I was delighted to encounter Abraham’s pet rocks again inside a third-floor studio in Building 2, where artist duo Eben Kling and Aude Jomini were displaying their videogame-like creations in the form of video installations, prints, and actual games. On the other side of the rocks was a little computer station, where I sat arranging photo fragments in the duo’s collage game CityPile (which you can play online here).

Jomini handed me an infozine about The Center for Adult Swaddling, a fictional New Haven-based program with detailed swaddling techniques for comfort in the modern world, complete with digital art visuals in a distinctive “how-to manual” aesthetic. “The center is a therapy that doesn’t work, but that we choose to believe in anyway,” the zine reads.

Winding my way between Buildings 6 and 5, I encountered an even bigger zine at a pop-up table. I complimented 11-year-old Finn on his self-proclaimed “World’s Biggest Zine,” which looked to be well over two feet tall.

“It’s not checked out by Guinness,” Finn said. But that didn’t matter. The content of the zine, it turned out, was all about how big it was, even including a regular-sized zine embedded inside for comparison. He had filled in one double-page spread with pencil shading in order to show readers just how much shading you need for a zine this size.

As if my destiny wasn’t already defined enough by new pet rocks who tell me what to do, Finn went on to tell my fortune using a large origami paper fortune teller.

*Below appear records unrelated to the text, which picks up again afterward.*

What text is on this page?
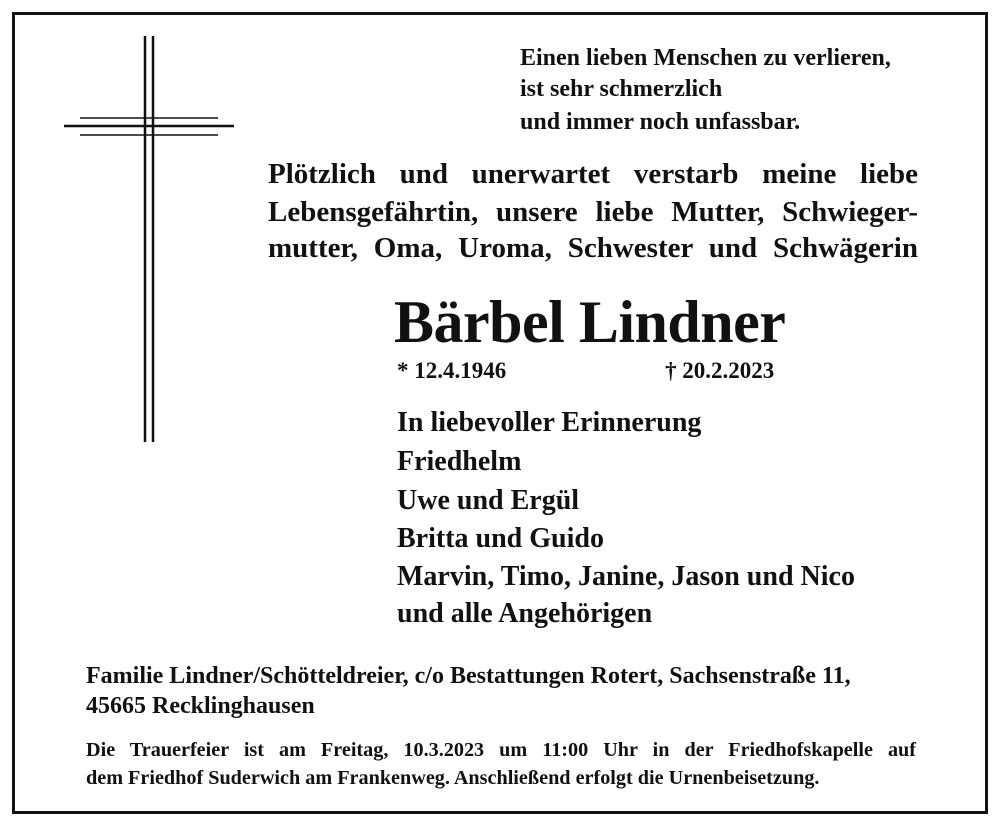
Einen lieben Menschen zu verlieren,
ist sehr schmerzlich
und immer noch unfassbar.
Plötzlich und unerwartet verstarb meine liebe
Lebensgefährtin, unsere liebe Mutter, Schwieger-
mutter, Oma, Uroma, Schwester und Schwägerin
Bärbel Lindner
* 12.4.1946	† 20.2.2023
In liebevoller Erinnerung
Friedhelm
Uwe und Ergül
Britta und Guido
Marvin, Timo, Janine, Jason und Nico
und alle Angehörigen
Familie Lindner/Schötteldreier, c/o Bestattungen Rotert, Sachsenstraße 11,
45665 Recklinghausen
Die Trauerfeier ist am Freitag, 10.3.2023 um 11:00 Uhr in der Friedhofskapelle auf
dem Friedhof Suderwich am Frankenweg. Anschließend erfolgt die Urnenbeisetzung.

“Get very rich,” Finn read aloud, sealing my fate. I paused, trying to visualize it, and Finn helped me out. “Maybe you’ll get into a big league news anchor [job],” he said.

Finn then showed me his four-part zine series, centered on a “goofy character who teaches you how to do stuff in very questionable ways.” Each issue’s theme led into the next. The first of the series is A Very Realistic Climing [sic] Handbook, and the next, naturally, is a A Very Realistic Falling Handbook.

“It kind of just wrote itself,” Finn said. He learned how to make zines at a workshop two years ago, and he’s been honing his craft ever since.

Across buildings, across generations, and across the city, it seems the sacred texts haven’t yet been lost in New Haven’s bubbling cauldron of an art scene. An element of play keeps the field accessible and the spark alive.